Haruna membasuh wajah pucatnya. Ia masuk ke salah satu bilik toilet dan duduk diatas toilet yang tertutup.
"Dia, sejak awal sudah merencanakan balas dendam. Orang yang membeli bank ini adalah dia. Itu tepat di hari aku bertengkar dengannya. Lalu, apakah orang yang membuat papa berhutang sebesar 2 Milyar juga dia? Aku berharap bukan, karena itu sangat keterlaluan." Haruna terus bergumam pelan. Ia tidak percaya jika Presdir baru Bank Berkah adalah Tristan. Haruna yakin Tristan tidak akan meminjamkan uang pada Haruna, apalagi sebanyak itu, jelas sangat mustahil.
Haruna mengeringkan wajahnya dengan tisu, setelah itu dia pergi ke kantin dan duduk melamun di salah satu meja dekat jendela. Pikirannya menerawang sambil menatap ke luar jendela. Rekan kerja Haruna, Sari dan Lia menghampiri dan duduk di depan Haruna. Namun, Haruna sama sekali tidak menyadarinya. Haruna tetap fokus menatap parkiran kantor hingga kedua matanya melihat sebuah mobil putih. Haruna mengenali mobil itu. Itu mobil milik Tristan. Kedua tangan Haruna mengepal kuat saat melihat Tristan keluar dari mobil itu bersama Levi. Rahangnya mengeras, darahnya seolah bergolak dan mendidih. Kemarahan telah menguasai hati dan pikiran Haruna.

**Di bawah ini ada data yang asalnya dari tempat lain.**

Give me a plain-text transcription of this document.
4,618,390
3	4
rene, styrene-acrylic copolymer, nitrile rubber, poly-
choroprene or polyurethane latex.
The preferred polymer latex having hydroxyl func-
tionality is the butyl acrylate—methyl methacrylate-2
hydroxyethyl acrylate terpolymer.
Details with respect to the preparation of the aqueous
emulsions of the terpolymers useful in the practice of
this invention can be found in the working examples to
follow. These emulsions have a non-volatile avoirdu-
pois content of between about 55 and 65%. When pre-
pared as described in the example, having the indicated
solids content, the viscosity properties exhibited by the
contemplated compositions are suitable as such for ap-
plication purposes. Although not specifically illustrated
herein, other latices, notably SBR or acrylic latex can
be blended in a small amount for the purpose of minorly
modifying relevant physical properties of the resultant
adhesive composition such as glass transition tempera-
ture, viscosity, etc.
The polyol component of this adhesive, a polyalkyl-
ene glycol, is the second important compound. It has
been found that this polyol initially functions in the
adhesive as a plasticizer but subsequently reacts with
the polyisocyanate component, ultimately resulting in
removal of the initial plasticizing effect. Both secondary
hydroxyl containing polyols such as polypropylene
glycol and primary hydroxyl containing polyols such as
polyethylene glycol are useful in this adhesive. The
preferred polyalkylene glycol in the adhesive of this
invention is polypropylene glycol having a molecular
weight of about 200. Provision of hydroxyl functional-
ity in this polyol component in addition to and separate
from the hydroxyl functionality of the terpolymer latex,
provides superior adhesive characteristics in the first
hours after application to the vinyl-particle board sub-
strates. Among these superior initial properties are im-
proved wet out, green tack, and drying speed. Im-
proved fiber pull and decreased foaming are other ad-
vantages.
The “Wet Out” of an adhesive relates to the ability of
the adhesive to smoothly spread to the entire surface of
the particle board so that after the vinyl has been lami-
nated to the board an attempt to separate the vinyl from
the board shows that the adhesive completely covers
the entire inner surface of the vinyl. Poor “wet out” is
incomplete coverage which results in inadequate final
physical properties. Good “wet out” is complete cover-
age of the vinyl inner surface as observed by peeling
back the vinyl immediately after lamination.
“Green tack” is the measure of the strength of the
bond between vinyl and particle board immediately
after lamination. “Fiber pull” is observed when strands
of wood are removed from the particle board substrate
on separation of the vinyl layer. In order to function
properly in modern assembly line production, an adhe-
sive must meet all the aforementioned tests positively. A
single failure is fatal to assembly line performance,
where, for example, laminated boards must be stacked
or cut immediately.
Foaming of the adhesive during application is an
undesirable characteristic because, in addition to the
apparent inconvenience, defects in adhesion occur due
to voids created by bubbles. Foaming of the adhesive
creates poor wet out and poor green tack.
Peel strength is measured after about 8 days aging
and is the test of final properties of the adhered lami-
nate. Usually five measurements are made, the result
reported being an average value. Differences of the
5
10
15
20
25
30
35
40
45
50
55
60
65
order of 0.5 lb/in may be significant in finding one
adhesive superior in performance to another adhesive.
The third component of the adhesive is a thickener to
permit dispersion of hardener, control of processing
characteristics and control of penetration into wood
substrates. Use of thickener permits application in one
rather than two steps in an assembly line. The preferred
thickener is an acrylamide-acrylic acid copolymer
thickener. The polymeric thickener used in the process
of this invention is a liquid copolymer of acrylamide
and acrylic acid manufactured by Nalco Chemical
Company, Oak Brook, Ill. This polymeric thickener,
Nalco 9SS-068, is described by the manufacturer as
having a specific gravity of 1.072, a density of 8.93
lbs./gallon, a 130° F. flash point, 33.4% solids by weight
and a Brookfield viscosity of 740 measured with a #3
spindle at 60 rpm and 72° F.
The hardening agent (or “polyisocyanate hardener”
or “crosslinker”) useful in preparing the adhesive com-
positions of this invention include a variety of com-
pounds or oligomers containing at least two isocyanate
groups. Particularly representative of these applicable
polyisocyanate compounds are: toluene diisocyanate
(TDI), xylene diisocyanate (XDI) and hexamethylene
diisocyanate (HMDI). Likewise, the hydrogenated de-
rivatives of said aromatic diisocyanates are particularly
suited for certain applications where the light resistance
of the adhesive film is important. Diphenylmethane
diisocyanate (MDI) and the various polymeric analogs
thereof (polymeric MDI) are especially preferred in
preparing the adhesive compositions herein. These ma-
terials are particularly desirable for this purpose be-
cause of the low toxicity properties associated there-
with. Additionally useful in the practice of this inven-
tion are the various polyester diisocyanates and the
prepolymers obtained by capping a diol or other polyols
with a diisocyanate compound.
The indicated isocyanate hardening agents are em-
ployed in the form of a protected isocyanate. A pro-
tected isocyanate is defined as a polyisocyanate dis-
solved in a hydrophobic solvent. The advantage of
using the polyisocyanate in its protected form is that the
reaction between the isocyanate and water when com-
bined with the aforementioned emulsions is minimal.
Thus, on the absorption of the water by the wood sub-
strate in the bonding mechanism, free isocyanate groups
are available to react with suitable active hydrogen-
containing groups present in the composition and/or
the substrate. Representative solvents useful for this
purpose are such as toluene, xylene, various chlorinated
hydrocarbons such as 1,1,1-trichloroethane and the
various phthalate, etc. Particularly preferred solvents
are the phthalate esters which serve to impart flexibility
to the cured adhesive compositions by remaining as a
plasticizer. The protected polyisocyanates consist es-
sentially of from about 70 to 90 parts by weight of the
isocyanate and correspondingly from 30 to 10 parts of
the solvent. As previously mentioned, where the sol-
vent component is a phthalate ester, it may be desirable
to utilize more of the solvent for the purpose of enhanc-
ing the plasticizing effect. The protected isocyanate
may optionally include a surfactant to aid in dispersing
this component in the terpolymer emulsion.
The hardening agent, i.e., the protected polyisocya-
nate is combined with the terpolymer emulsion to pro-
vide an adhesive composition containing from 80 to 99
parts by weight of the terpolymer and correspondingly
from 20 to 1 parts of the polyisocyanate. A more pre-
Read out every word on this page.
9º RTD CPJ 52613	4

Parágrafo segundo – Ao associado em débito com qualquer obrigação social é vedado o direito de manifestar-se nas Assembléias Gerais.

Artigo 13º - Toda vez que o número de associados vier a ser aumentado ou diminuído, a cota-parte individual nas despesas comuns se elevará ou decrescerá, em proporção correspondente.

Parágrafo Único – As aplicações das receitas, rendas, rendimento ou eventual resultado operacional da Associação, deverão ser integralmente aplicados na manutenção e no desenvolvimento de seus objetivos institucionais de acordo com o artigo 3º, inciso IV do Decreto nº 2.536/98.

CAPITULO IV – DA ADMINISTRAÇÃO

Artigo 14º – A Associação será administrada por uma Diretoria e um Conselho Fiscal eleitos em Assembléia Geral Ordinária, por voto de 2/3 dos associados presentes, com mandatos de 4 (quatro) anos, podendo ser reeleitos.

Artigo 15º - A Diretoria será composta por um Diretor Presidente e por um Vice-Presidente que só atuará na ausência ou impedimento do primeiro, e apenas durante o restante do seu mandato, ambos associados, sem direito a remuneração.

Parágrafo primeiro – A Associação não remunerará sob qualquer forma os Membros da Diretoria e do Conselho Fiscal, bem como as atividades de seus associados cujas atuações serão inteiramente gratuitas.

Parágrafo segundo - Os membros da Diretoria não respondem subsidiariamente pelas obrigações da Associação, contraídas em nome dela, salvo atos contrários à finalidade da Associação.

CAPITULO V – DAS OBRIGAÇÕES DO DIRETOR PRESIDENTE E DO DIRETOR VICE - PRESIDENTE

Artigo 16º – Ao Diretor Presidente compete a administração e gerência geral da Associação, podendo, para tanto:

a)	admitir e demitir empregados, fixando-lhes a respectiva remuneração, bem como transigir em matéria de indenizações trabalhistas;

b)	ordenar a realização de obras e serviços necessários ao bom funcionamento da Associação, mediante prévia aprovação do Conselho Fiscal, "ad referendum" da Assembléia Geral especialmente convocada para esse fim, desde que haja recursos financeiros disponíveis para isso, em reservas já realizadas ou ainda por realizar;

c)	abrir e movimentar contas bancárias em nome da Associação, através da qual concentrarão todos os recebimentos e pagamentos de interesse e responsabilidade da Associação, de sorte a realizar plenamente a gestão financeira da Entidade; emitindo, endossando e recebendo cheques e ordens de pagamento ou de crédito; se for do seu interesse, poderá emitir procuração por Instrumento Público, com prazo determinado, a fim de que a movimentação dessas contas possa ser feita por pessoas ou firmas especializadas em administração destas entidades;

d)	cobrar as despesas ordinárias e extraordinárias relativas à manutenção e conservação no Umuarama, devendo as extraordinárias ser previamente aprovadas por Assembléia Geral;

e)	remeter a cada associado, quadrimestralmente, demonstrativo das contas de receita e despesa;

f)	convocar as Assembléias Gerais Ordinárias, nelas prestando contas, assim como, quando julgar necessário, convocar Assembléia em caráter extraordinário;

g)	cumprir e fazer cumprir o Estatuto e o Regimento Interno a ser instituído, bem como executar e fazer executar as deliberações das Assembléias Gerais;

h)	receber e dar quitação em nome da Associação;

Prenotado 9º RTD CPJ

Haruna memikirkan betapa kejam Tristan yang telah menipu keluarganya. Membuat kebahagiaan keluarganya hancur. Haruna tidak akan sampai marah seperti itu jika Tristan hanya membalas dendam padanya, tetapi Tristan juga mengganggu keluarganya. Ia tidak bisa membiarkan keluarganya ditindas oleh Tristan karena kesalahannya.
"Aku harus bicara dengannya. Dia tidak boleh mengganggu keluargaku! Jika memang dia ingin membalas dendam, maka dia harus melakukannya padaku bukan keluargaku. Ya, aku harus bicara dengan Tristan," pikir Haruna. Dengan memantapkan hatinya, Haruna pun pergi menemui Tristan. Ia harus segera bicara dengan Tristan dan meminta dia untuk berhenti mengganggu keluarganya. Hanya hal itu saja yang ada di dalam pikiran Haruna saat ini.